Colonoscopies are also used as a diagnostic tool when people are having strange symptoms.

Signs that you may need a diagnostic colonoscopy

Screening colonoscopies are considered preventive care for people who don’t have any symptoms of colorectal disease. But a doctor may recommend a diagnostic colonoscopy to help identify the cause of symptoms like:

  • Persistent abdominal pain, cramps or gas
  • Frequent indigestion
  • Changes in your bowel habits such as chronic constipation or diarrhea
  • Poop that’s consistently not a normal stool color or has an unusual appearance
  • Blood in your stool
  • Unexplained weight loss

A diagnostic colonoscopy can help detect a range of conditions – which may or may not be cancer. Other conditions and diseases that colonoscopies can detect include diverticulosis or diverticulitis, intestinal infections and inflammatory bowel disease.
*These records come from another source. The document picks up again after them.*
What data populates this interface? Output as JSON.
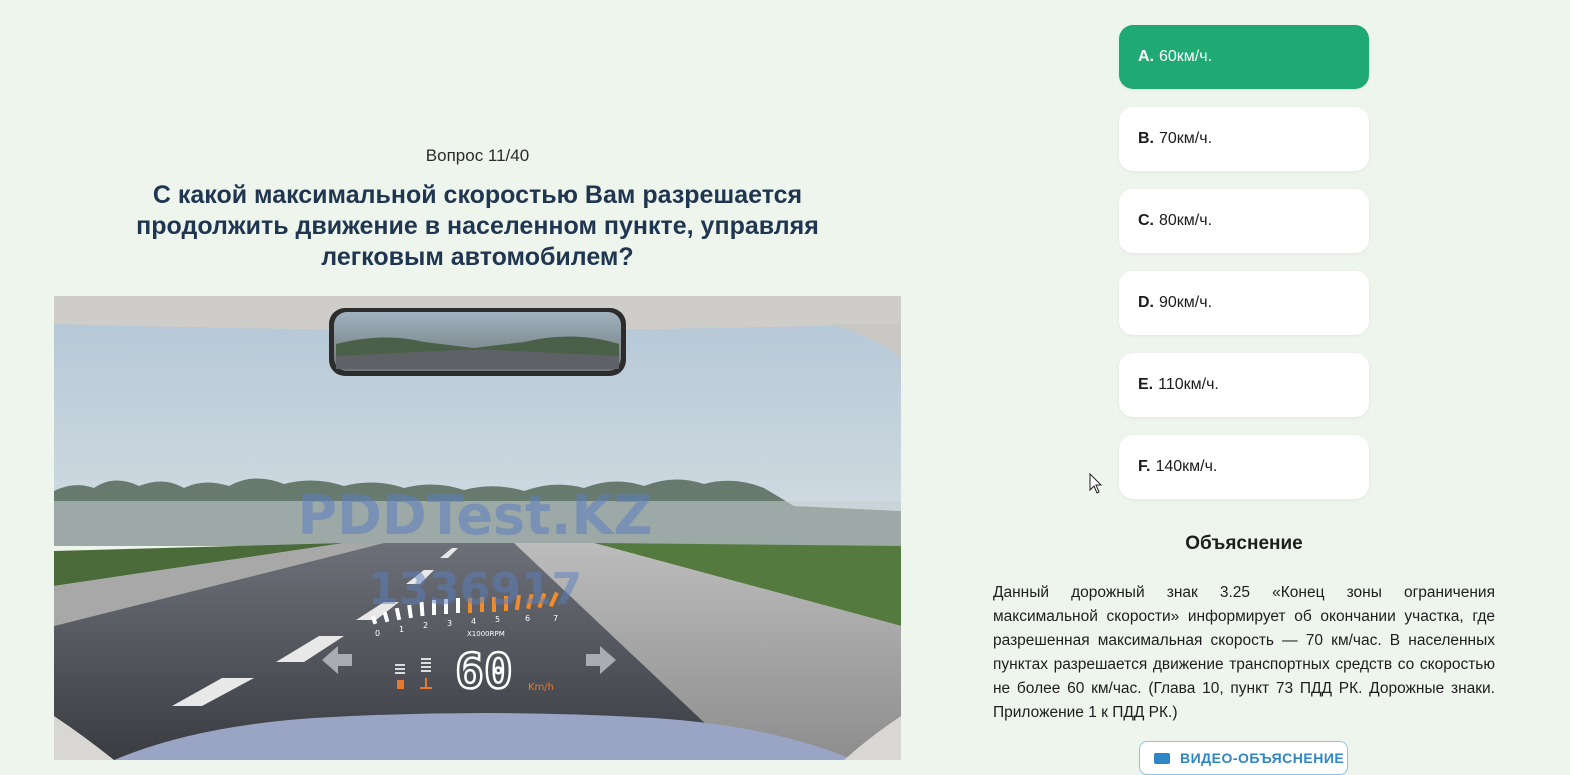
{
  "question": {
    "counter": "Вопрос 11/40",
    "text": "С какой максимальной скоростью Вам разрешается продолжить движение в населенном пункте, управляя легковым автомобилем?"
  },
  "image": {
    "watermark_site": "PDDTest.KZ",
    "watermark_id": "1336917",
    "hud": {
      "speed": "60",
      "speed_unit": "Km/h",
      "rpm_label": "X1000RPM",
      "rpm_ticks": [
        "0",
        "1",
        "2",
        "3",
        "4",
        "5",
        "6",
        "7"
      ]
    }
  },
  "answers": [
    {
      "letter": "A.",
      "text": "60км/ч.",
      "correct": true
    },
    {
      "letter": "B.",
      "text": "70км/ч.",
      "correct": false
    },
    {
      "letter": "C.",
      "text": "80км/ч.",
      "correct": false
    },
    {
      "letter": "D.",
      "text": "90км/ч.",
      "correct": false
    },
    {
      "letter": "E.",
      "text": "110км/ч.",
      "correct": false
    },
    {
      "letter": "F.",
      "text": "140км/ч.",
      "correct": false
    }
  ],
  "explanation": {
    "title": "Объяснение",
    "text": "Данный дорожный знак 3.25 «Конец зоны ограничения максимальной скорости» информирует об окончании участка, где разрешенная максимальная скорость — 70 км/час. В населенных пунктах разрешается движение транспортных средств со скоростью не более 60 км/час. (Глава 10, пункт 73 ПДД РК. Дорожные знаки. Приложение 1 к ПДД РК.)",
    "video_button": "ВИДЕО-ОБЪЯСНЕНИЕ"
  },
  "colors": {
    "page_bg": "#eef5ec",
    "correct_answer": "#1eaa72",
    "question_text": "#1f3550",
    "video_button": "#2f86c6"
  }
}
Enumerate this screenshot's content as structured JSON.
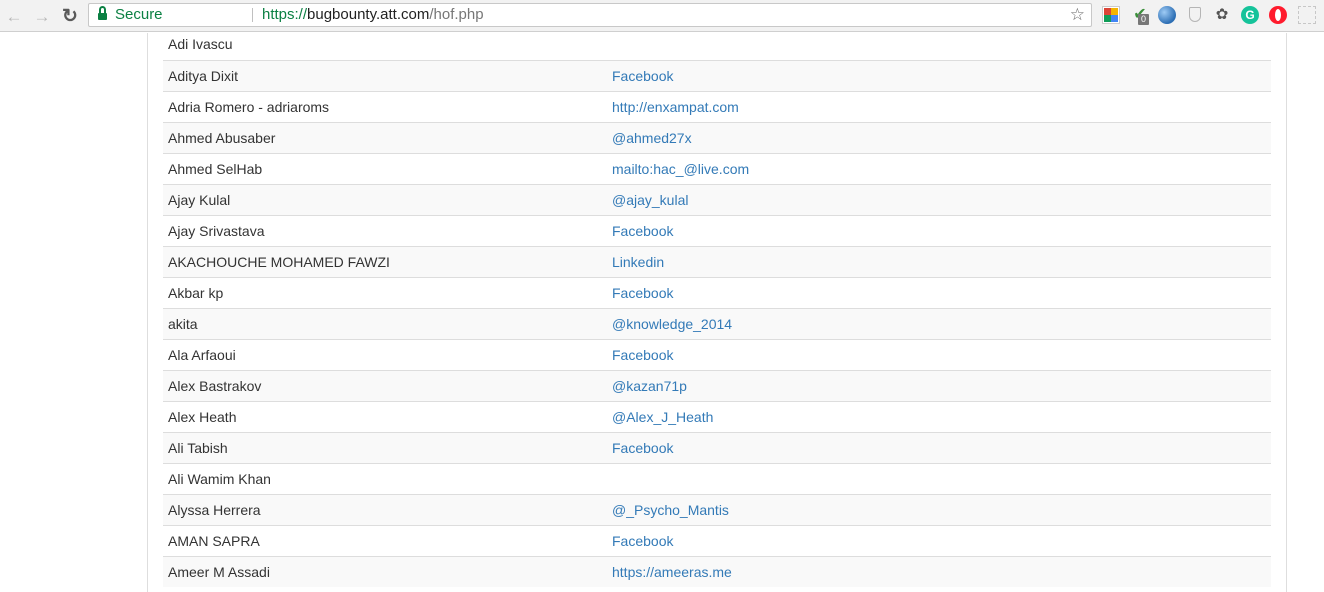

Insurance coverage for diagnostic colonoscopies usually differs from screening colonoscopies for most plans. So, you should call your insurance provider to get more information about your specific plan coverage.

When to get your first colonoscopy screening

The latest guidance from the United States Preventive Services Task Force and the ACS recommends colorectal cancer screenings start at age 45 for all men and women. If you have certain risk factors for colon or rectal cancer, your doctor may suggest you start screenings earlier.

Since the recommended screening age was recently lowered, make sure to check with your insurance provider about any coverage changes.

Who needs a screening colonoscopy? Why might I need one before age 45?

Risk factors can include a family history of colorectal cancers, Lynch syndrome or other hereditary colorectal cancer syndromes, existing gastrointestinal conditions like Crohn’s disease, obesity and previous radiation treatments to the belly or pelvis area. Lifestyle factors such as smoking, drinking a lot of alcohol, poor diet without enough colon-healthy foods and low levels of exercise have also been linked to increased cancer risks.

So, talk with your primary care doctor about your individual risk factors to determine if screenings should start at 45 or earlier. Also, make sure to let your doctor know of any changes in your family’s history of the disease or your own personal health.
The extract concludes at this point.